Example 3 Nicotinamide mononucleotide solution gavage administration method has a general effect on improving the hardness of the lens of mice

Eight-month-old C57BL/6J mice were randomly divided into control group and treatment group. After the mouse is weighed, hold the mouse with the left hand so that its head, neck and body are in a straight line, use a 1mL syringe and a No. 8 gavage needle, enter the gavage needle from the corner of the mouse's mouth, touch the palate and push it inward gently , after entering the stomach, inject the drug solution at 100mg/kg/day, once a day, for 1 month. One month after gavage, the eyeballs were removed to obtain the lens, and the hardness of the lens was measured by the above-mentioned cover glass indentation method.

The results are shown in Figure 5, the degree of axial strain of the lens after intragastric administration was higher than that of the control group, but the difference was not statistically significant (P=0.09).

In summary, the above results show that nicotinamide mononucleotide solution can enhance the adjustment ability and treat presbyopia and senile cataract by increasing the axial strain of the lens, improving the hardness of the lens, and reducing the opacity of the lens in cataract. .

The preferred embodiments of the present invention have been described in detail above, but the present invention is not limited to the specific details in the above embodiments. Within the scope of the technical concept of the present invention, various simple modifications can be made to the technical solutions of the present invention. These simple modifications All belong to the protection scope of the present invention.
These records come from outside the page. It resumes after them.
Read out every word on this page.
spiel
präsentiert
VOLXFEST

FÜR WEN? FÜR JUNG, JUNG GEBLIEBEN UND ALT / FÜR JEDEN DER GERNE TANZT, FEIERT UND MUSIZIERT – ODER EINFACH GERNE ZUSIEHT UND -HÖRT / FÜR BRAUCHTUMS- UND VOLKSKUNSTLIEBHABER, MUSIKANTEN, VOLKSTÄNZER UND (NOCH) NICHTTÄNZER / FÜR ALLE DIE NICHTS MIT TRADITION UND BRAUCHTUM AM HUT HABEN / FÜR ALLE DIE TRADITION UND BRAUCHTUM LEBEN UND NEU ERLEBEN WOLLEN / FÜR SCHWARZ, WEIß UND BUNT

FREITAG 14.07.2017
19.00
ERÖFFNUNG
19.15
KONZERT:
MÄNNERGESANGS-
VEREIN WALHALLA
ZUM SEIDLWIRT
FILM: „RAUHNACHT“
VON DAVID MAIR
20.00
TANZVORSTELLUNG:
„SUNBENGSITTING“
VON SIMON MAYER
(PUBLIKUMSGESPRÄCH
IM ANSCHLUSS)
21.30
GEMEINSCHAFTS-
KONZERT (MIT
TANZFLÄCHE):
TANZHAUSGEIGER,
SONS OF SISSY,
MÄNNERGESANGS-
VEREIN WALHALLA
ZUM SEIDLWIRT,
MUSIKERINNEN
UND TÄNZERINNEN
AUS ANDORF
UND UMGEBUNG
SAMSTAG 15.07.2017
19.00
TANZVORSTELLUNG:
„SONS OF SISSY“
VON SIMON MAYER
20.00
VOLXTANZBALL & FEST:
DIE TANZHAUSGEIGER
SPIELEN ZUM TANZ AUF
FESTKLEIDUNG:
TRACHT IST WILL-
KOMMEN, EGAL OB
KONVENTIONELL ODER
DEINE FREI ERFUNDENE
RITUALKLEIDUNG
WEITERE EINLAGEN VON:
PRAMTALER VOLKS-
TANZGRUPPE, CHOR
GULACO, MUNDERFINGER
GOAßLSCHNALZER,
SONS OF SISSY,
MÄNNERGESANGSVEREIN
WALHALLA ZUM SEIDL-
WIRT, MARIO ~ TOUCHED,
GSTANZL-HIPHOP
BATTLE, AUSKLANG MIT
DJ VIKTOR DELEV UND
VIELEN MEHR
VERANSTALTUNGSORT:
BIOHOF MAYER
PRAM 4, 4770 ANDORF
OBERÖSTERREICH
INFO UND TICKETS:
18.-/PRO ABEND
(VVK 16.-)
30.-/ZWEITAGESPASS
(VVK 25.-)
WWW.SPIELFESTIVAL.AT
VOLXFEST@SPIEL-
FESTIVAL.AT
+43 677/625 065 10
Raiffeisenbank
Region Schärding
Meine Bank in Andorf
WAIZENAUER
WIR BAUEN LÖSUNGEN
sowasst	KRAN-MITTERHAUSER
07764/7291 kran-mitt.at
In addition, it should be noted that the various specific technical features described in the above specific embodiments can be combined in any suitable way if there is no contradiction. The combination method will not be described separately.

Claims

The application of NAD + precursor in the preparation of medicines for treating lens sclerosis related diseases is characterized in that the medicines are administered locally.
The application according to claim 1, characterized in that the diseases related to lens sclerosis include presbyopia and cataract.
The application according to claim 1 or 2, characterized in that the local administration is eye administration.
The application according to claim 3, characterized in that, the local administration includes lens ex vivo administration and culture or subconjunctival injection administration.
The application according to any one of claims 1-4, characterized in that the NAD + precursors include tryptophan, nicotinic acid, nicotinamide, nicotinamide riboside in reduced form, nicotinamide mononucleotide , trigonelline, nicotinic acid mononucleotide or nicotinic acid ribonucleoside or two or more.
The use according to any one of claims 1-5, characterized in that the drug comprises 10-500 mmol/L NAD + precursor.
A pharmaceutical composition, characterized in that the pharmaceutical composition includes 10-500 mmol/L of NAD + precursor, and pharmaceutically acceptable auxiliary materials.
A method for changing the hardness of a lens, said method comprising using the pharmaceutical composition according to claim 7.
The method according to claim 8, characterized in that said method comprises topical administration.
The method according to claim 8 or 9, characterized in that the method comprises culturing the lens in vitro in the pharmaceutical composition, or using the pharmaceutical composition for subconjunctival injection.